The main limitation of this study is not reaching the power needed to show statistical significance. We did not reach the estimated sample size during the study period of two years even though this study was conducted in a large pediatric ED. There are several explanations for this. During the study period there was a change in the streaming protocol for children with minor injuries in the region due to the opening of a number of low-acuity emergency care centers in Stockholm treating children with minor injuries which resulted in fewer patients attending the ALB ED, reducing the number of eligible patients for our study. Furthermore, the topical lidocaine, adrenaline, tetracaine gel and tissue glue changed the treatment practice for laceration repair and therefore procedural sedation was needed less frequently. Moreover, the study team could not be expanded as the Karolinska Trial alliance strongly recommended physicians to perform the patient assessment during the trial. Hence the study was required to be done by physicians, which in turn was a limiting factor as there are few experienced pediatric emergency physicians available both at ALB and other centers. Continued enrollment during 2020 was initially planned but could not be executed due to the Covid-19 pandemic. In addition, we could potentially have reached sample size if study drugs were administered in two doses, this would have allowed children weighing more than 15 kg to be enrolled.

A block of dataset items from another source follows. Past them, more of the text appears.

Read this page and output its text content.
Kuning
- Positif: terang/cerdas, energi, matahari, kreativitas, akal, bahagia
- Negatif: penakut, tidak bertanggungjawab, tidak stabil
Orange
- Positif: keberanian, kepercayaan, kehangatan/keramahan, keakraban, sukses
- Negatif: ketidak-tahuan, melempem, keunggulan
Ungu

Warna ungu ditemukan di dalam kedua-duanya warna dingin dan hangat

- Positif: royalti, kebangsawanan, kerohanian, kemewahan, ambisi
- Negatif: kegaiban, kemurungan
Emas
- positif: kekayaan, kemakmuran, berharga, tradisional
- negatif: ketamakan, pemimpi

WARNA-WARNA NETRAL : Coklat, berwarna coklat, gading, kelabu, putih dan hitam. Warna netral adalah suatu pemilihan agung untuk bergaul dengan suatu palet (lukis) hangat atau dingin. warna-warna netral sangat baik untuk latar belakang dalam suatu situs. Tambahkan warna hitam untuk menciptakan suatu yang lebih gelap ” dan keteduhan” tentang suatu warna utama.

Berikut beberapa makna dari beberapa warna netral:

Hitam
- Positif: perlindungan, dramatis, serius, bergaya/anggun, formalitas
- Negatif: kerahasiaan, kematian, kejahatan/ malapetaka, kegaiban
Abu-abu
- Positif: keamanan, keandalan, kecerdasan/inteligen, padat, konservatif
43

There were two trial physicians doing all the assessments, which can be seen as both a strength and a limitation. A strength, as this reduces the variability in the FLACC and Ramsay scores. On the other hand, this obviously can have affected the number of patients enrolled as the trial physicians could not be present at all times.

The dosage of sedative drugs used in this study can be discussed. For IN sKET we followed the national guidelines from the Swedish Medical Product Agency regarding procedural sedation and analgesia for children [29]. The recommended dose for IN sKET is 1.0 mg/kg in children and with a maximum weight of 15 kg as otherwise the intranasal volume would become too large for good absorption from the nasal mucosa. 23 children were excluded from this study as they weighed more than 15 kg. This could have been avoided by administering the drugs twice with a specific time interval. However, we chose to follow the Swedish guidelines. Before 2017 most of the studies on IN DEX were done with the maximum dose of 2.0 mcg/kg [13, 33]. In addition, the local guidelines and the experience from IN DEX for imaging in ALB impacted our choice of the dose. In 2023 Poonai et al. suggested that 3 or 4 mcg/kg could be considered as an optimal dose of IN DEX in laceration repair [36].

This trial was limited to the age group 1–3 years. Lacerations and burns are common minor injury types in this age group and were therefore selected for this trial. Unfortunately, all patients with burns received IN DEX for trial drug as a follow to the random allocation. These limitations need to be taken into consideration when treating children in other age groups and different procedures requiring analgesia and sedation are in question.